L’altra sera sono stata al cinema con la mia amica Manu a vedere il film Tre ciotole, tratto dall’omonimo libro di Michela Murgia.
Rispetto al libro, che è un insieme di racconti, il film ha una trama unica, in cui vengono inserite citazioni o passaggi dai racconti.
Si tratta della fine della storia d’amore tra Marta e Antonio: lui la lascia inaspettatamente dopo sette anni e lei comincia a star male.
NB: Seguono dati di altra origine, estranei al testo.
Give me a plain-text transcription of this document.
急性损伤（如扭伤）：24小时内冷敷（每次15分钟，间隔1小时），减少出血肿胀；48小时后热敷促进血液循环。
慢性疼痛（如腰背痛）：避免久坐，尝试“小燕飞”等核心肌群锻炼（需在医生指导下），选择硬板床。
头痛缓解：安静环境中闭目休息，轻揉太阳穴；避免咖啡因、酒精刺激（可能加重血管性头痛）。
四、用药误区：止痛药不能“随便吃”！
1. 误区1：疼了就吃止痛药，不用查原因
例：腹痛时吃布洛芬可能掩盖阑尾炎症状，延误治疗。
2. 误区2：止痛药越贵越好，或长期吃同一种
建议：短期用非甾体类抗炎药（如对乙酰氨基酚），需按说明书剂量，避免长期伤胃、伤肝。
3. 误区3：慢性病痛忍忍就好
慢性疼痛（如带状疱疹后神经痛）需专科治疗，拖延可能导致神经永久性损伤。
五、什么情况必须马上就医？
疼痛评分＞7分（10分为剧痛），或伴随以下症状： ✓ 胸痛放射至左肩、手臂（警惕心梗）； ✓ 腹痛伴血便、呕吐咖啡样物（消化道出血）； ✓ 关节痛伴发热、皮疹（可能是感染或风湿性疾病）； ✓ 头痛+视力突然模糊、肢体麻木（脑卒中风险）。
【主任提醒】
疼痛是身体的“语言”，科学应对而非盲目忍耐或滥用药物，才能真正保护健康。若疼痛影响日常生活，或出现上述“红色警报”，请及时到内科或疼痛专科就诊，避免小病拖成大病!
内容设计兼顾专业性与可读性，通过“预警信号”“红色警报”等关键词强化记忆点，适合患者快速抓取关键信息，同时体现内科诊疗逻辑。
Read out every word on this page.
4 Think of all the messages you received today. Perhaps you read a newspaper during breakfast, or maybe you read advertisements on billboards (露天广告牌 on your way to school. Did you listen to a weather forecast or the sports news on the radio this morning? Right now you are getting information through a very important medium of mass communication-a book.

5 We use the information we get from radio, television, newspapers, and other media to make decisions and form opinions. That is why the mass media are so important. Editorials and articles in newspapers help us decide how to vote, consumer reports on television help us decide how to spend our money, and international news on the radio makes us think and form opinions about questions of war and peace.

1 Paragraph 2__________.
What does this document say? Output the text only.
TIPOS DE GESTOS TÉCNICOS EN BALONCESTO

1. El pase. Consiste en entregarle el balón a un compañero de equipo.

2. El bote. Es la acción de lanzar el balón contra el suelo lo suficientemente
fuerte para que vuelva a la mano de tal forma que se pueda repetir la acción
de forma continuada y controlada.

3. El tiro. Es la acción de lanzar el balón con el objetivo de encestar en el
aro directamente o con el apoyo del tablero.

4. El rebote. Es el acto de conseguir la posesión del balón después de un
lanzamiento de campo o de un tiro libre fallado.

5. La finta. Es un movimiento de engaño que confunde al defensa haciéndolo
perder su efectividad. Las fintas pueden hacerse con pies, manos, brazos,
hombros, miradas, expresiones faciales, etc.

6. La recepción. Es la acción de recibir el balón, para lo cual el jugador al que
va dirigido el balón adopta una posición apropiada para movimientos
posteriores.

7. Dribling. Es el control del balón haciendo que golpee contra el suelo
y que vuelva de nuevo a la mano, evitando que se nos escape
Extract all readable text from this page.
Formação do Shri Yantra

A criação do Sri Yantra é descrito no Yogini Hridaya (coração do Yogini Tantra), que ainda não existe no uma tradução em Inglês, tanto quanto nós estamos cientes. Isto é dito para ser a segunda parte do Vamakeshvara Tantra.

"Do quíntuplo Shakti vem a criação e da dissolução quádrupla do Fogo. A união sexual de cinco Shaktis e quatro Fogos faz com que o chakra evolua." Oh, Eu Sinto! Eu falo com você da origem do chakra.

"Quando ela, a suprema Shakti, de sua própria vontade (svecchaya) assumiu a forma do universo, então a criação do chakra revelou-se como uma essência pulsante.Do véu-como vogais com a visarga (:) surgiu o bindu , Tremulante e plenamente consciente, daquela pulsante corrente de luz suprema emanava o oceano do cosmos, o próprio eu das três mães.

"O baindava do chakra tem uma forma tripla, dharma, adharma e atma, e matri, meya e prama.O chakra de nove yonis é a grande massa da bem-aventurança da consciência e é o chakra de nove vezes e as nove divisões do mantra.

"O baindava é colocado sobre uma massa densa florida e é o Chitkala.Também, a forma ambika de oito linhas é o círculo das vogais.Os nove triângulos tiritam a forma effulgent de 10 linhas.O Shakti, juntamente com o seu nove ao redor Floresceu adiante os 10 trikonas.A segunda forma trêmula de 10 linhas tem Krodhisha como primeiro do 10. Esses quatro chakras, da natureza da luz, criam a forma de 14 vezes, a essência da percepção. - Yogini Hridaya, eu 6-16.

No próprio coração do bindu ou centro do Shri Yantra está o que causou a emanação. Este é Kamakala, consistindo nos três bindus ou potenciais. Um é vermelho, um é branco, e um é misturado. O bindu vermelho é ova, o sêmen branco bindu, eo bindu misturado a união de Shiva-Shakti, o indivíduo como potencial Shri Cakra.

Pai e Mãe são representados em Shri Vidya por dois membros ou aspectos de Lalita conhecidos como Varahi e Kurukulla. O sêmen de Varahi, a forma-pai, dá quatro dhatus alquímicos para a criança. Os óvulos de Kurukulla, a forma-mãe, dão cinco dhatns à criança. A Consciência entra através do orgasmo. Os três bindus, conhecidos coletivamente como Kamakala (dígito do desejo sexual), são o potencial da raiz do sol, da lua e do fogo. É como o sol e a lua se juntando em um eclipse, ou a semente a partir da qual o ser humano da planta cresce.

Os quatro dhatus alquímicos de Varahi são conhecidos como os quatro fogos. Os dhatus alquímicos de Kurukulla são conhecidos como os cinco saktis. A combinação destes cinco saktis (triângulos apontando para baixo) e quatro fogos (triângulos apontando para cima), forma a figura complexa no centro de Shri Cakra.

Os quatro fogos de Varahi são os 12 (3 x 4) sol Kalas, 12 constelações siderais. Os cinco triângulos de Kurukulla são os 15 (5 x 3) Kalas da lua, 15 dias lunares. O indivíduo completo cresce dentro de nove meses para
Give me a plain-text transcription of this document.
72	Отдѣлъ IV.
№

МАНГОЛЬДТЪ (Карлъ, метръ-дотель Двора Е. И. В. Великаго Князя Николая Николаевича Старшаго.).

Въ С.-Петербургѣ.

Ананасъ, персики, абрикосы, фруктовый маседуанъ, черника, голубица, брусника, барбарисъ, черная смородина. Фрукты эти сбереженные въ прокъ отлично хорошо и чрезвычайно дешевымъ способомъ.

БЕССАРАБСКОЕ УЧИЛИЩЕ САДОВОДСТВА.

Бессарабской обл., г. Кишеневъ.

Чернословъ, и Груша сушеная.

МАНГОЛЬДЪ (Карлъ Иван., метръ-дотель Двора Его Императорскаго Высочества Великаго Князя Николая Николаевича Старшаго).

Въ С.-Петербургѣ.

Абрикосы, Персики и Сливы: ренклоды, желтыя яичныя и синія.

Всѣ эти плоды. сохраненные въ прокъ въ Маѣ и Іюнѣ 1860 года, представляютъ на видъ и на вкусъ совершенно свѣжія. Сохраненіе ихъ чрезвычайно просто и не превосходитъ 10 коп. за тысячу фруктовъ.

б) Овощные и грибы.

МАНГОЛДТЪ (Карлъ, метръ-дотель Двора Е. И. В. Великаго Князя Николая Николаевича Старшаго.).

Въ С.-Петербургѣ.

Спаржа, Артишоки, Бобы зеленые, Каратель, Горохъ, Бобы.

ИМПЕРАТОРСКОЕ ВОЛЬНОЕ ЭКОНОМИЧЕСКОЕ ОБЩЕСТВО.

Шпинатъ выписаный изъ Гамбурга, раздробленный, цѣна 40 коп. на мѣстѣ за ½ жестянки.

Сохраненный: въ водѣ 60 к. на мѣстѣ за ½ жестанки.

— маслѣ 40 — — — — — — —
Scoprirà di essere malata di cancro, ma dopo i primi momenti di disperazione, Marta cerca di ritrovare se stessa (nei monologhi con la sagoma di cartone della star coreana) e di reimmergersi nella vita, anche più di quanto non avesse fatto fino a quel momento.
Nelle relazioni con gli altri (le due studentesse, la giovane collega di Antonio, il prof. di filosofia, sua sorella), Marta offre il suo piccolo ma grande contributo, mette se stessa, e arriva a comprendere che comunque la vita vale la pena di essere vissuta per ogni piccolo particolare (come un mosaico che si vede dietro di lei mentre si gusta un gelato, assapora la vita appunto) e che non bisogna sprecare il proprio tempo nelle cazzate.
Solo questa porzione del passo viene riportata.